Monday, February 16, 2004 6:57 p.m. Central time

After learning last week that a friend has recently been
getting both "Operating System Not Found" and "Beginning
Dump of Physical Memory" on her Sony Vaio VX88 laptop with
Windows XP Professional installed, I am hoping that
someone may be able to suggest what options are available
to her to backup her data before she may need to have her
hard drive replaced.
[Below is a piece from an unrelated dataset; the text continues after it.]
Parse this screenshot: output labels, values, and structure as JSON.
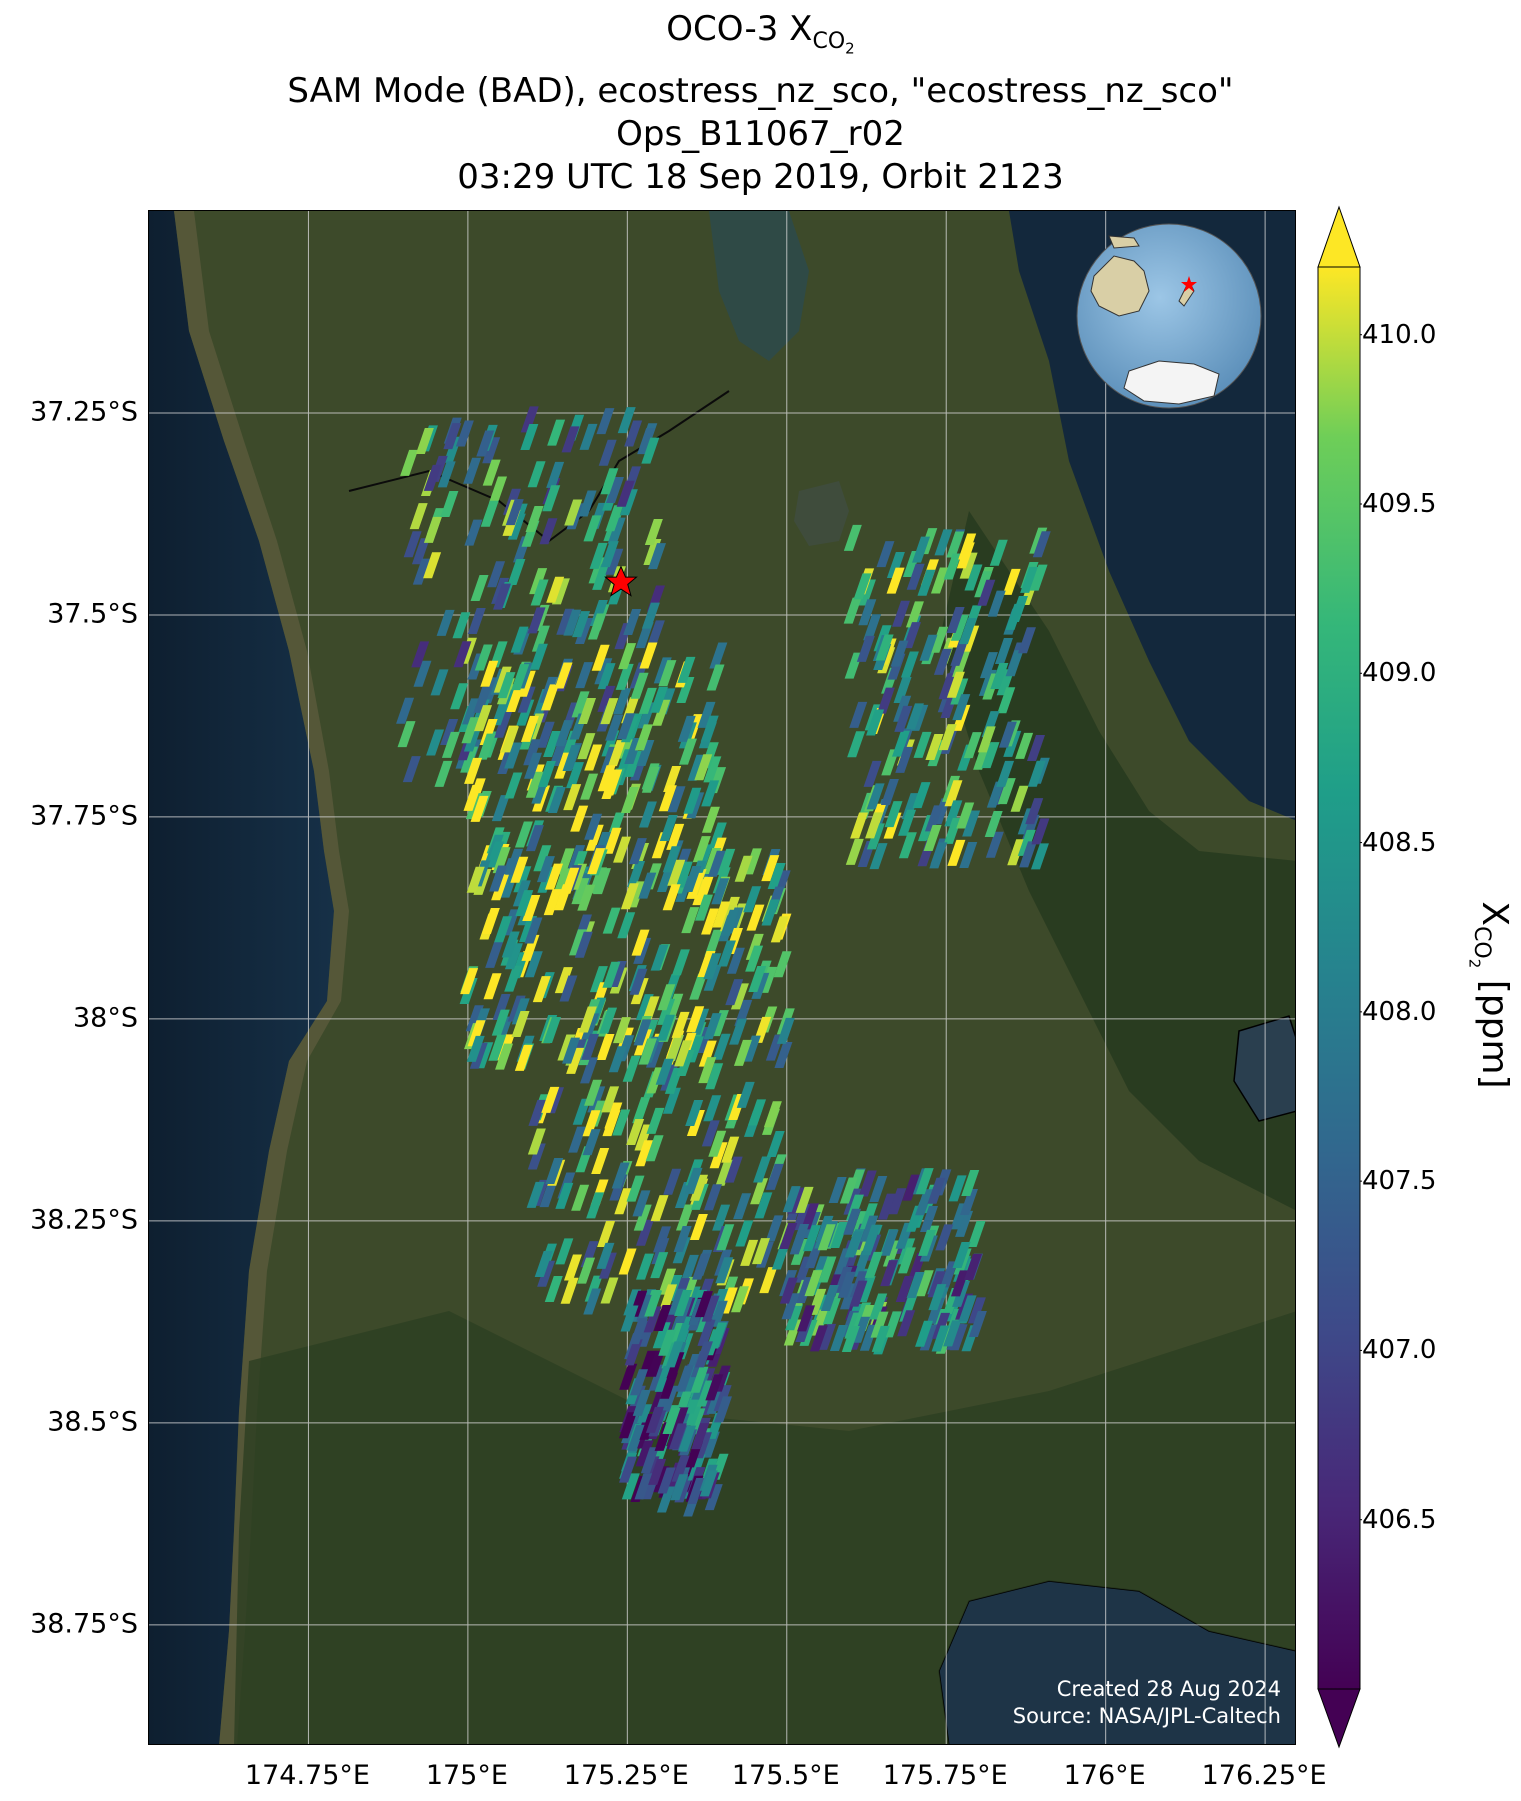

Also, she indicated that she is
hearing a ticking sound that seems to be coming from the
hard drive.

To try to help her fix the problem, I already had her boot
up in Safe Mode successfully, then do error-checking on
her hard drive, followed by Disk Defragmenting on it too.
However, in the case of defragmenting her drive, once the
process reached 85% complete, a "Beginning Dump of
Physical Memory" message appeared.

Some of the possible backup options that I've thought
might work include:

a) attaching a Zip or Jazz drive to her laptop;
b) connecting her laptop to another computer by using a
null-modem connection after booting up in Safe Mode with
Networking Support;
c) seeing if she can somehow connect her laptop to the LAN
at her office, then either moving her files from her
laptop to another workstation in the office or to an e-
mail message as an attachment.

Also, in the event that she needs to have her hard drive
replaced, approximately how much will it likely cost?

In any event, thank you in advance for your assistance.
 
T

Towaki Komatsu

After having tested a possible solution earlier today, I'm
adding a second posting to try to find out how I might be
able to enable the "write" functionality of a read-write
CD-Rom drive that is accessed after booting up in Safe
Mode with a Command Prompt. After booting up my system
that runs Windows XP Professional this way to find out if
my friend might possibly be able to backup her files by
copying them to a rewritable CD-Rom, I received a message
indicating that there was no disk in my CD-Rom drive after
I tried writing a file to a re-writable CD-Rom while there
was in fact a disk in the drive.
 
D

D.Currie

Safe mode only loads basic drivers, so it's probable that the write function
doesn't work. In older versions of Windows, generally the CD didn't work at
all.

Your best bet might be to remove the hard drive from the nonfunctional
computer, put it in a working machine, and copy the files that way.